Setting Up The Best Phone System For Medical Practices & Why It Matters

The phone system a medical provider chooses will be the first impression of the office to patients and anyone else who calls. The phone system represents the level of your medical office’s operational sophistication and the value of its services.

We all dread having to listen to a ton of options before pressing 7, just to be on hold and then finally ending up talking to an answering machine.

The good news is, your phone system doesn’t have to drive your patients and referring providers nuts. These simple tips can mean the difference between people sticking with your office and ending up calling another physician instead.

If you’re closed or going to be closed

Have your phone system say so BEFORE giving menu options. This goes for holidays and inclement weather as well as after hours or lunch hours.

  • Test out your system once a month or so to make sure it’s still accurate.
  • If a doctor is no longer at your office don’t drop them from your call system right away. Instead, let people calling his or her extension know where they can be reached.
  • Don’t have more options than you need. Is your billing person sitting right next to your records person?

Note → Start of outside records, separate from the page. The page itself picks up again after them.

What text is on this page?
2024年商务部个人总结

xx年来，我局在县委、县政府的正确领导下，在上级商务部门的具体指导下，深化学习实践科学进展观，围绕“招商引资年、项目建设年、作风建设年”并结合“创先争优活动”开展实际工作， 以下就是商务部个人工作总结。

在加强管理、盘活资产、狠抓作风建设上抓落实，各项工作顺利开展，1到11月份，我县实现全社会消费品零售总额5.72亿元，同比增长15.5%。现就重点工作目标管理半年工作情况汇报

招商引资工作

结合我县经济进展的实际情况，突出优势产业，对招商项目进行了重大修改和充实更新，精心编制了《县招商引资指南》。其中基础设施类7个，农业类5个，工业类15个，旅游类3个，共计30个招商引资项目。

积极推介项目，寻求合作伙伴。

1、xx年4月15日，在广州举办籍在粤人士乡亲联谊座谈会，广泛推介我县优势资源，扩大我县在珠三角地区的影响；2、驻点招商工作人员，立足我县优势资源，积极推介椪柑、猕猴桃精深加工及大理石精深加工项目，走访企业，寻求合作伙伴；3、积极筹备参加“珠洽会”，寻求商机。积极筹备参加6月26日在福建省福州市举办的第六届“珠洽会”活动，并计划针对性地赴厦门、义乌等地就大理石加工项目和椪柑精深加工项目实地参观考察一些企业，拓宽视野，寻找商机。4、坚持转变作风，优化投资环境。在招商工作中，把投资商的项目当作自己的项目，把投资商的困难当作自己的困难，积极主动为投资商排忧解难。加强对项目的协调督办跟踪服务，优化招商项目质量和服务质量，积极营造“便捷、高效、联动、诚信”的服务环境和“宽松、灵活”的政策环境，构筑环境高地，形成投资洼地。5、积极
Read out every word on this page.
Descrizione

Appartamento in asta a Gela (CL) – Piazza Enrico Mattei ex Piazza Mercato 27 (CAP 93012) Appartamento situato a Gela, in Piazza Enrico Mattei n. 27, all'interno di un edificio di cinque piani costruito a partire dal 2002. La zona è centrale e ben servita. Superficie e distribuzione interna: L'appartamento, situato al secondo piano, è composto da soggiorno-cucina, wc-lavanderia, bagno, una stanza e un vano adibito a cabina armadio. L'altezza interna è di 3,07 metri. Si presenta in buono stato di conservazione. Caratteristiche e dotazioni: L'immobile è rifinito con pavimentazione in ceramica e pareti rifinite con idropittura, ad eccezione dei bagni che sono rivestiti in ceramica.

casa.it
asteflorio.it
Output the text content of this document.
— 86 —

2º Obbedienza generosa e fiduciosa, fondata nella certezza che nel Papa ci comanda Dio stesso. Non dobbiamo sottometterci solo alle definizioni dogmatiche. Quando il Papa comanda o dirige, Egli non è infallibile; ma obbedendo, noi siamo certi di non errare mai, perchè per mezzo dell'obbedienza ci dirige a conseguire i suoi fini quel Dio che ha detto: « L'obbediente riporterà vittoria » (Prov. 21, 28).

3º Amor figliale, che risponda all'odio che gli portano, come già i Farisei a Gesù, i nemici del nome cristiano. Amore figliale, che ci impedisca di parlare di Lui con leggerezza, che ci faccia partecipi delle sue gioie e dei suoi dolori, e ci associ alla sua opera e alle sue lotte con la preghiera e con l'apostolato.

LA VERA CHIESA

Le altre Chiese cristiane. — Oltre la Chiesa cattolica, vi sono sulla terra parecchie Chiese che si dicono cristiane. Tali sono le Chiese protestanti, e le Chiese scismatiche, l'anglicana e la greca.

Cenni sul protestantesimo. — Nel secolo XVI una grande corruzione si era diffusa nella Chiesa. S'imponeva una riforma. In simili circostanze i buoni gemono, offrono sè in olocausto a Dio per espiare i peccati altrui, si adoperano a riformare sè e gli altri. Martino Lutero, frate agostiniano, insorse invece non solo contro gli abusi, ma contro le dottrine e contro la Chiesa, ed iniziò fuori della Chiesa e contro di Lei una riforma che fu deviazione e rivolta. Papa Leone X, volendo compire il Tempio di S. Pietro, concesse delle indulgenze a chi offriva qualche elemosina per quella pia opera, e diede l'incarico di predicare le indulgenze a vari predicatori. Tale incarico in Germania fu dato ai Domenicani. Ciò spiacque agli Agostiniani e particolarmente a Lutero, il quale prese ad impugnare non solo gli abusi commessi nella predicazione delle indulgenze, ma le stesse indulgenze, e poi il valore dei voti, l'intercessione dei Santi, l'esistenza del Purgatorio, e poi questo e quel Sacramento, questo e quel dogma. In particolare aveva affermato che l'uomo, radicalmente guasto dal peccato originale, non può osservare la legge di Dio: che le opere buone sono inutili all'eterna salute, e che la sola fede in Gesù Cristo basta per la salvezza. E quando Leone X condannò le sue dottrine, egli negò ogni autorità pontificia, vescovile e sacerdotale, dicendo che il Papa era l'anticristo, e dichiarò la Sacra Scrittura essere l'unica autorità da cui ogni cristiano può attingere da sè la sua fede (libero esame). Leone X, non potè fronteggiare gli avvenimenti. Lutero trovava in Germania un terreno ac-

Consider combining or removing options when possible.

Hold Music

  • Choose tunes carefully: Make sure your hold music reflects your practice and isn’t too cheesy.
  • Make sure that the volume is reasonable by testing on multiple phones.
  • Make sure your music isn’t too repetitive, a 20-second loop gets old fast.
  • Consider alternatives to hold music such as seasonal announcements or health tips.


  • Don’t make them wait. No need to let the phone ring 23 times before going to voicemail, let them leave a message after about 4 rings.
  • When to go straight to voicemail. If the person being contacted is not available for the day, or out to lunch, send those calls straight to voicemail.
  • Let them know when to expect a call back. This helps let people know their call will be returned and that getting back to them quickly is a priority in your office.
  • Try to answer the call to avoid voicemails. This one’s a no-brainer, but worth mentioning. It keeps your patients and physicians happy and it also saves your team time on follow up calls.

Give callers another option

  • Website: Can people schedule their appointment or pay their bill online? How about view their records? Let people know what they can do online to cut down on phone frustration and the number of incoming calls for your team.
  • Other options: Can people get in touch with your office via email? How about fax? Let them know all of their communication choices so they can pick what works best for them.

Ask for feedback

The best way to find out how to improve is to ask. Offer an optional satisfaction survey at the end of the call to help your team gather data on what you can do better.